Ben also served on the Claims Conference, which negotiated compensation for holocaust victims.
In 2005, Ben was awarded the Polish Commanders Cross of the Order. By now he had also been initiated into the Jewish Sports Hall of Fame.
In 2007, he appeared on Desert Island Discs. His chosen book was Bertrand Russell’s ‘A History of Western Philosophy’. His luxury item was a bar with 2 weights so he could carry on lifting.
He was asked on the programme how he survived. “I was lucky. I had a father who worked to save me – and I found England.” He said that he had never experienced any anti-semitism in Britain at all.
Ben was interviewed for an exhibition at the London Jewish Museum about different ways of being Jewish. He was one of 5 Holocaust survivors selected.

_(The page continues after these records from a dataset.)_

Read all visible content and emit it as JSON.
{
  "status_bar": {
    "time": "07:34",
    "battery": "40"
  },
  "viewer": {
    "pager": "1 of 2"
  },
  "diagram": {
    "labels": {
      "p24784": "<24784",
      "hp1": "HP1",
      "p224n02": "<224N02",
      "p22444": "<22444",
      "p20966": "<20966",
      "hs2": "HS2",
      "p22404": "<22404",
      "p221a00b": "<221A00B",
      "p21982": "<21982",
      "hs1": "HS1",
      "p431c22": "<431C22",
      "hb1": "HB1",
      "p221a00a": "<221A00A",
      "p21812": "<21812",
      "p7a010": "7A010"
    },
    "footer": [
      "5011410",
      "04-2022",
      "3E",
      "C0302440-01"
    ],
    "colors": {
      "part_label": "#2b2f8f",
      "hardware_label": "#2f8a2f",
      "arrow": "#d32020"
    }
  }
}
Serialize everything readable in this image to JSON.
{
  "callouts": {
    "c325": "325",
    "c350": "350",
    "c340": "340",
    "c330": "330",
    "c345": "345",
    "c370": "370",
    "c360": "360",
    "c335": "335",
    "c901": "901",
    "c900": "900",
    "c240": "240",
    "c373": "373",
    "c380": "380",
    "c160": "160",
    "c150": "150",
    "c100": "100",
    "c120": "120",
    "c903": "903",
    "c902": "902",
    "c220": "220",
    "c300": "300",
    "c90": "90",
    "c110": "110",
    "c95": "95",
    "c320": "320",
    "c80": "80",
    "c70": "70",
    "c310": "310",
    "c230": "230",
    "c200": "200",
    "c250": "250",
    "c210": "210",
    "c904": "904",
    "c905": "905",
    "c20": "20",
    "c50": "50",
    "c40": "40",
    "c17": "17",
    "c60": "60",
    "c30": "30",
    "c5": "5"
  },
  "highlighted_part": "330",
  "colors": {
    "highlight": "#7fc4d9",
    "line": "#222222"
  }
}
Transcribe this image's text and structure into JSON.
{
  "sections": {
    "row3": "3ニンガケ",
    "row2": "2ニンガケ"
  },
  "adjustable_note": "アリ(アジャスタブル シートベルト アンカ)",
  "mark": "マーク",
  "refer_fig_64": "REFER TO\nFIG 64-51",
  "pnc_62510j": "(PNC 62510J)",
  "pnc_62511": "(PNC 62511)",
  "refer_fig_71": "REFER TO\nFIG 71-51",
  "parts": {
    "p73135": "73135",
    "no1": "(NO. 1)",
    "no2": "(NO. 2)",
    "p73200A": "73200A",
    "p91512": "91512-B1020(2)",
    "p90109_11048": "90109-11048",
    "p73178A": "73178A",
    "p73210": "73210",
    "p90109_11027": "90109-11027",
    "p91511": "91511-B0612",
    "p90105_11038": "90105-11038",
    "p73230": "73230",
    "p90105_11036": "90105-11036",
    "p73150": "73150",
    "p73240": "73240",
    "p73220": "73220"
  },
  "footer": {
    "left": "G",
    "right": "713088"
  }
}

In 2016, Ben decided to retire, so he gave up his positions of responsibility. He said he would use his time to learn more languages – even though he spoke 7 fluently.
In 2017, Martin Gilbert published a book entitled ‘The Boys : The Story of 732 Young Concentration Camp Survivors’. It was about the Windermere Children and his story is one of the selected ones.
In 2018, Ben was knighted for his work for peace and charity. It was then that he met Prince Charles, who questioned him at length about his experiences.
That same year, Ben appeared in an episode of the TV programme ‘Who do You Think You Are?’ The subject was Judge Robert Rinder. Ben knew Rinder’s grandfather, Moszek whilst in Schlieben Concentration Camp.
Ben finally gave up weightlifting when he was 90 years old.
There is a bust of him in the National Portrait Gallery.
When he died, his son Michael said, “He was a man who would rather talk about the good things people do.”
Karen Pollock, the Chief Executive of the Holocaust Trust, said, “Ben was indomitable. One of a kind. He was my hero, and it is difficult to describe the void he will leave. He will be hugely missed.”
King Charles sent a letter of condolence, that was read out at Ben’s Shiva. It said, “Ben truly cherished the welcome that this country gave him – and I know he called himself a great Anglophile. In return, he made a great contribution to British life.”
Ben is survived by his sister Mala, and his wife Arza.